I have no idea where people get the misplaced and incorrect notion that being against moronic behavior or acts (disguised as "art") is the same as being against free speech and for censorship. I don't know anything about the French constitution. But here in the United States, there is absolutely NOTHING in the Bill of Rights which guarantees people the freedom to say or do anything that they want, without the possibility of suffering consequences from private parties. And that's where I am on this issue. While I said nothing about Griffin being subject to legal or government prosecution for her idiotic act (no more art than a monkey shitting on a canvas and hanging it in a museum), to suggest that she should be exempt from her employers reacting to her idiocy is sheer fantasy.
On that we agree, if her employer wants to fire her for that photoshoot, he can. But she shouldn't be prosecuted for that.

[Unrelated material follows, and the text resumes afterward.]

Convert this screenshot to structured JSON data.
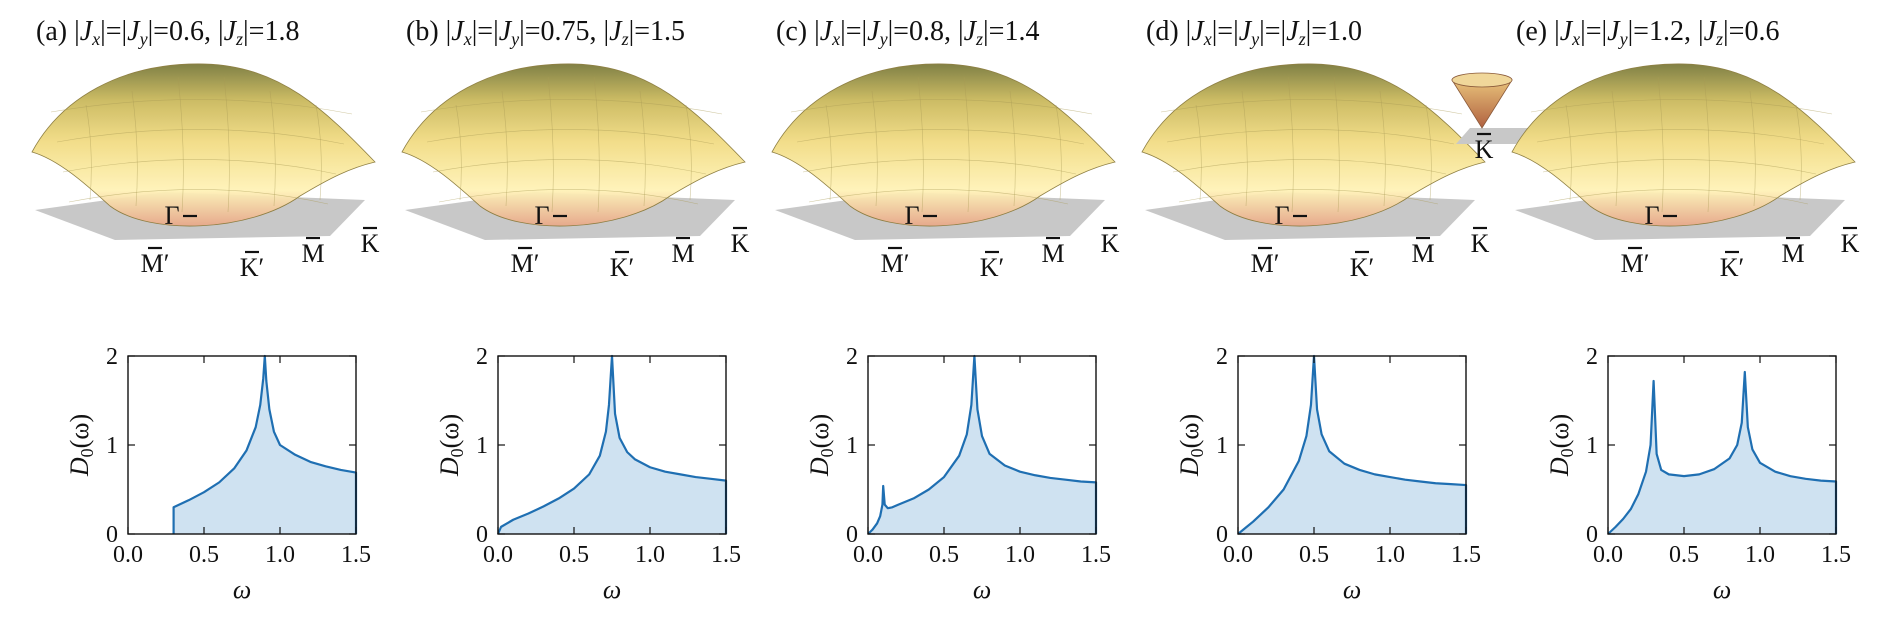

As we discuss free speech, what would happen to me if I went on French television and said that I doubted or denied the Holocaust? Do people have the right to say that in France? I could do that in the U.S. and I wouldn't hear from anyone from the U.S. government or a state police agency. Can we say the same about France???
You have a point.
But I would answer that as oipposed to France, the US government did not took part to the holocaust, forced jews to were a yellow star on their clothes, no US police officers were sent at dawn to round-up jews, park them in a velodrome and then sent them to concentration camps in stock cars.
Because we did it we have to face it, we musn't white-wash the worst part of our own History.
Ok, in France you can't say "the holocaust never happened" on TV. But you can say "shit", "fuck" "pussy", "tits", "ass", etc. Nobody's gonna be shocked, nobody's gonna write to the network and ask fro you to be removed from air because you said "fuck" on air in the middle of the afternoon.